Herald inspirational columnist Harvie Barker has joined the likes of Mother Theresa as a recipient of Rotary International’s highest award.
Barker was the guest of honour Tuesday morning at a virtual meeting of the Penticton Sunrise Rotary Club, which presented him the Unsung Citizen of Penticton Award. He was also named a Paul Harris Fellow, which is the Rotary movement’s top honour.
“I feel very honoured to receive this award and I thank you very much,” the soft-spoken Barker told club members after the official presentation.
Club president Mac Paterson said the Unsung Citizen Award, which was first presented in 2016 to Vees great Ivan McLelland, “aims to highlight area residents who have quietly undertaken altruistic deeds that serve to enrich our social tapestry and create a more vibrant, equitable and inclusive community. “
Barker was recognized primarily “for his tireless 18-year devotion to writing impactful inspirational newspaper messages” through his “A Good Word in Season” columns, said Paterson.
After retiring from his work as a United Church minister in Revelstoke and moving to Penticton in 2003, Barker reached out to then-publisher Andre Martin to see if The Herald would be interested in a new biweekly column of a spiritual nature but without religious language.
The series has proven so popular that Barker’s columns – which are still proofread by his wife, Liz, but now come less frequently – have been periodically repackaged into nine soft-covered books.

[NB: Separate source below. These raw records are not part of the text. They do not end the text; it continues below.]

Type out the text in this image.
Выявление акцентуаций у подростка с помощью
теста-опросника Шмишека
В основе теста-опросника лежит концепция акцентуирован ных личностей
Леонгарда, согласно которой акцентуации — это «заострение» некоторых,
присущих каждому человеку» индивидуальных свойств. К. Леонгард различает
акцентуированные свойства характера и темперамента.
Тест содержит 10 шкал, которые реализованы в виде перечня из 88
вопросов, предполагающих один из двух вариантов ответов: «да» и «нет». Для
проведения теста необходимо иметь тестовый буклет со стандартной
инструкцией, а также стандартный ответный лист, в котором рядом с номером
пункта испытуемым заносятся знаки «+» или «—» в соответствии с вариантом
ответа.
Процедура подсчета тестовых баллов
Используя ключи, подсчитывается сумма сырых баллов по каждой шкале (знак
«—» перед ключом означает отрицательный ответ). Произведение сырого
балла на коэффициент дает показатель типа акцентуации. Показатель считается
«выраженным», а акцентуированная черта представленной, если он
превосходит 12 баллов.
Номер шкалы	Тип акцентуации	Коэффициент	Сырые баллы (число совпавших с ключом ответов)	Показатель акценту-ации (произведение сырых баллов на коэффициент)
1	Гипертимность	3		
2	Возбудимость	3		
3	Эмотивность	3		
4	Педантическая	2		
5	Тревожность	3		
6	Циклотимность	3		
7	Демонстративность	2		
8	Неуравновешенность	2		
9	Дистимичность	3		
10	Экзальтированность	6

“I couldn’t help but say yes to Harvie when he asked me for help setting up his first book for production,” said Martin.
“One of the nicest people I had met and when news headlines were generally bad, it was a great way to reinforce the ‘good’ things going on in the world. Little did I know the book series would be so successful and how it would touch so many people who were struggling – a living testament to Harvie’s calling.”

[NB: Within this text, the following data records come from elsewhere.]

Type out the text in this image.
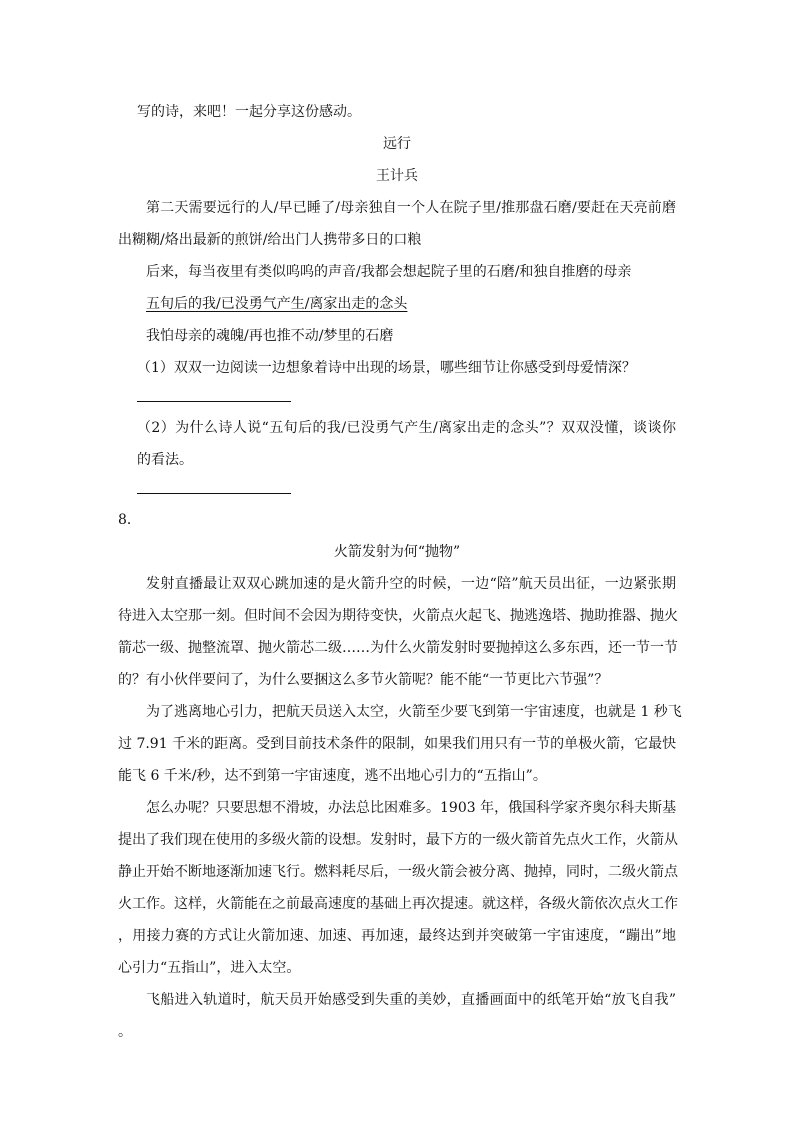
写的诗，来吧！一起分享这份感动。
远行
王计兵
第二天需要远行的人/早已睡了/母亲独自一个人在院子里/推那盘石磨/要赶在天亮前磨
出糊糊/烙出最新的煎饼/给出门人携带多日的口粮
后来，每当夜里有类似呜呜的声音/我都会想起院子里的石磨/和独自推磨的母亲
五旬后的我/已没勇气产生/离家出走的念头
我怕母亲的魂魄/再也推不动/梦里的石磨
（1）双双一边阅读一边想象着诗中出现的场景，哪些细节让你感受到母爱情深？
（2）为什么诗人说“五旬后的我/已没勇气产生/离家出走的念头”？双双没懂，谈谈你
的看法。
8．
火箭发射为何“抛物”
发射直播最让双双心跳加速的是火箭升空的时候，一边“陪”航天员出征，一边紧张期
待进入太空那一刻。但时间不会因为期待变快，火箭点火起飞、抛逃逸塔、抛助推器、抛火
箭芯一级、抛整流罩、抛火箭芯二级……为什么火箭发射时要抛掉这么多东西，还一节一节
的？有小伙伴要问了，为什么要捆这么多节火箭呢？能不能“一节更比六节强”？
为了逃离地心引力，把航天员送入太空，火箭至少要飞到第一宇宙速度，也就是 1 秒飞
过 7.91 千米的距离。受到目前技术条件的限制，如果我们用只有一节的单极火箭，它最快
能飞 6 千米/秒，达不到第一宇宙速度，逃不出地心引力的“五指山”。
怎么办呢？只要思想不滑坡，办法总比困难多。1903 年，俄国科学家齐奥尔科夫斯基
提出了我们现在使用的多级火箭的设想。发射时，最下方的一级火箭首先点火工作，火箭从
静止开始不断地逐渐加速飞行。燃料耗尽后，一级火箭会被分离、抛掉，同时，二级火箭点
火工作。这样，火箭能在之前最高速度的基础上再次提速。就这样，各级火箭依次点火工作
，用接力赛的方式让火箭加速、加速、再加速，最终达到并突破第一宇宙速度，“蹦出”地
心引力“五指山”，进入太空。
飞船进入轨道时，航天员开始感受到失重的美妙，直播画面中的纸笔开始“放飞自我”
。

All proceeds from the “A Good Word in Season” series have been donated to Pathways Addictions Resource Centre and previously The Herald’s Be an Angel campaign. To date, the books, which are available at The Herald office, have raised approximately $28,000.

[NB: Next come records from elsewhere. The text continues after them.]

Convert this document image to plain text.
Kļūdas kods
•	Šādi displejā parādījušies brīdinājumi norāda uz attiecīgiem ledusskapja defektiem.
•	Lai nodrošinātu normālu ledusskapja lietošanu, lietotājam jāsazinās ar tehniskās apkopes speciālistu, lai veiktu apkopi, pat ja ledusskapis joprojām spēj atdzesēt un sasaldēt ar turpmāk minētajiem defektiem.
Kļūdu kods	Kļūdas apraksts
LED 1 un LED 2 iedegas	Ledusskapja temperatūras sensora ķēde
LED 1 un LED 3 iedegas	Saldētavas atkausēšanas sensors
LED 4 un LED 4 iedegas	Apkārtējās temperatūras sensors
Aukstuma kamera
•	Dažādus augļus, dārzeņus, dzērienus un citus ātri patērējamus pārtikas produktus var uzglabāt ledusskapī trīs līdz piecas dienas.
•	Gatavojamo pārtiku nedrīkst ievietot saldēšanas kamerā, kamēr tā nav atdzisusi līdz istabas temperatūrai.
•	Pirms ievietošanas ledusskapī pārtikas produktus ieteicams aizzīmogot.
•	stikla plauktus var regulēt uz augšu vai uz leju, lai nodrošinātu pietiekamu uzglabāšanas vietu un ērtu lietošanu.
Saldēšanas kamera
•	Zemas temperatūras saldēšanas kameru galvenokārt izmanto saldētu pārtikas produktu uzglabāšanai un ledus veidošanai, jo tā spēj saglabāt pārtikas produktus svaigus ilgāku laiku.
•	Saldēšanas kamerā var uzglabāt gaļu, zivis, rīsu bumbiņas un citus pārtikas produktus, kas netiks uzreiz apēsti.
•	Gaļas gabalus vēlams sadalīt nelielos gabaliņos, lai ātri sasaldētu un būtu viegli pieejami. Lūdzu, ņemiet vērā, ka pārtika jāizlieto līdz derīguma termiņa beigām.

“In the intervening 18 years since the series’ humble beginnings, numerous loyal readers have undoubtedly forwarded relevant articles near and far to comfort loved ones and friends going through a difficult soul-searching period in their lives,” said Paterson.
“Those of us who have come to know (Barker) are the richer for it.”
He joins McLelland, Alan Dawkins, Tracy Fehr, Bob Anderson, Jean Kearney and Sandra Richardson as recipients of the Unsung Citizen of Penticton Award.
Barker’s companion award, the Paul Harris Fellow, is named after Rotary’s founder and puts him in the company of other noted humanitarians like Nelson Mandela and Jimmy Carter.
This story has been corrected. A previous version mistakenly left out Alan Dawkins, Tracy Fehr, Bob Anderson, Jean Kearney and Sandra Richardson as other prior recipients of the Unsung Citizen of Penticton Award. The Herald regrets the error.